The Boltzmann machine is a massively parallel computational model capable of solving a broad class of combinatorial optimization problems. In recent years, it has been successfully applied to training deep machine learning models on massive datasets. High performance implementations of the Boltzmann machine using GPUs, MPI-based HPC clusters, and FPGAs have been proposed in the literature.

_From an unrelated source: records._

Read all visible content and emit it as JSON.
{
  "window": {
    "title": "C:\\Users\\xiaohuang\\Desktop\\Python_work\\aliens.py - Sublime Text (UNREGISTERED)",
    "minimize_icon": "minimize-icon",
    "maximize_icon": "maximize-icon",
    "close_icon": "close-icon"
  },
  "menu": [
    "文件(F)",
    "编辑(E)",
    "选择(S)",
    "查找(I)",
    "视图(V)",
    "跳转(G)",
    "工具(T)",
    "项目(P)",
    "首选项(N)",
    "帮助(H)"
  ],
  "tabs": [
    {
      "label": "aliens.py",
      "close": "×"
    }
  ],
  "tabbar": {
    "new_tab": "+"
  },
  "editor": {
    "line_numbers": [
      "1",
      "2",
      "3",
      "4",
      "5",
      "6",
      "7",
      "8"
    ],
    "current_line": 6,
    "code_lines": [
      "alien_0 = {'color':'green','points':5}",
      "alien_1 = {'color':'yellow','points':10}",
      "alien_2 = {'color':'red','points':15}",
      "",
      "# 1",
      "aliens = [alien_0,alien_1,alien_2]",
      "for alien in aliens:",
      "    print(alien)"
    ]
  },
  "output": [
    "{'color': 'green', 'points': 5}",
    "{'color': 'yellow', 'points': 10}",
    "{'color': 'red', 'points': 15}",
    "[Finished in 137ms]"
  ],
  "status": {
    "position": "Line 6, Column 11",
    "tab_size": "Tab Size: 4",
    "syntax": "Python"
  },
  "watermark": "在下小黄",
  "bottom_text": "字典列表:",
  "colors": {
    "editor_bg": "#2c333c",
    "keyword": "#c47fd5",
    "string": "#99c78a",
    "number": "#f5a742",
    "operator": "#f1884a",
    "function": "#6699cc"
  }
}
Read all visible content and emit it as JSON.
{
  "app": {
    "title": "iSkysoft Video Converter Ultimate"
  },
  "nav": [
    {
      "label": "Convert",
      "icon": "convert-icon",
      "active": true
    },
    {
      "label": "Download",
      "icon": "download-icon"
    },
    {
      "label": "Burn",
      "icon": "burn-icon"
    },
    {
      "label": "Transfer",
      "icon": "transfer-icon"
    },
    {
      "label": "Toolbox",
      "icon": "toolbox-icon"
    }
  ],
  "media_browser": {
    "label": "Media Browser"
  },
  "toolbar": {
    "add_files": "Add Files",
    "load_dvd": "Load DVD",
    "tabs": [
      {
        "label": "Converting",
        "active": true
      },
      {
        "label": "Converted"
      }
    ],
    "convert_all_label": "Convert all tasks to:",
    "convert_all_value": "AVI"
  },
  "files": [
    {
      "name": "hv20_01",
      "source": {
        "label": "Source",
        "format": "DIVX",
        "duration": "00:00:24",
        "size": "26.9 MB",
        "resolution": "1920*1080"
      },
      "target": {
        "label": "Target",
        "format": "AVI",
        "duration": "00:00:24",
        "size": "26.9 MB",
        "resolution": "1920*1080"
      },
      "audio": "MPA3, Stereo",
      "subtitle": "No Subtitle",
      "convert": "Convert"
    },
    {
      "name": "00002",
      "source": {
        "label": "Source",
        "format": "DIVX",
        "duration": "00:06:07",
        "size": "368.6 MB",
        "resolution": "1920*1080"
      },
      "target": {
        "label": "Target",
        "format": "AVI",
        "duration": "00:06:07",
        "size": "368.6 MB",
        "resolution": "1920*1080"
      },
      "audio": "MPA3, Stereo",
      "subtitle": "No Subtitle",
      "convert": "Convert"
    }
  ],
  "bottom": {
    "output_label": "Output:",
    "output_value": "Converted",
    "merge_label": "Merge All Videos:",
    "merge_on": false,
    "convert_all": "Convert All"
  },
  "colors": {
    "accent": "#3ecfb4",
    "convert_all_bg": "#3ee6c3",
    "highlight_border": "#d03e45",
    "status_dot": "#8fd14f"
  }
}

Regrettably, the required all-to-all communication among the processing units limits the performance of these efforts. This paper examines a new class of hardware accelerators for large-scale combinatorial optimization and deep learning based on memristive Boltzmann machines. A massively parallel, memory-centric hardware accelerator is proposed based on recently developed resistive RAM (RRAM) technology. The proposed accelerator exploits the electrical properties of RRAm to realize in situ, fine-grained parallel computation within memory arrays, thereby eliminating the need for exchanging data between the memory cells and the computational units. Two classical optimization problems, graph partitioning and boolean satisfiability, and a deep belief network application are mapped onto the proposed hardware. As compared to a multicore system, the proposed accelerator achieves 57x higher performance and 25x lower energy with virtually no loss in the quality of the solution to the optimization problems. The memristive accelerator is also compared against an RRAM based processing-in-memory (PIM) system, with respective performance and energy improvements of 6.89x and 5.2x.

查看原文本刊更多论文

记忆玻尔兹曼机:用于组合优化和深度学习的硬件加速器

玻尔兹曼机是一种大规模并行计算模型，能够解决广泛的组合优化问题。近年来，它已经成功地应用于在海量数据集上训练深度机器学习模型。玻尔兹曼机的高性能实现使用gpu，基于mpi的高性能计算集群和fpga已经在文献中提出。遗憾的是，处理单元之间所需的全对全通信限制了这些努力的效果。本文研究了一类新的基于记忆玻尔兹曼机的大规模组合优化和深度学习硬件加速器。基于近年来发展起来的电阻式RAM技术，提出了一种大规模并行、以存储为中心的硬件加速器。所提出的加速器利用RRAm的电学特性来实现存储阵列内的原位、细粒度并行计算，从而消除了在存储单元和计算单元之间交换数据的需要。两个经典的优化问题，图划分和布尔可满足性，以及一个深度信念网络应用映射到所提出的硬件。与多核系统相比，所提出的加速器的性能提高了57倍，能量降低了25倍，而优化问题的解决质量几乎没有损失。忆阻加速器还与基于RRAM的内存处理(PIM)系统进行了比较，其性能和能量分别提高了6.89倍和5.2倍。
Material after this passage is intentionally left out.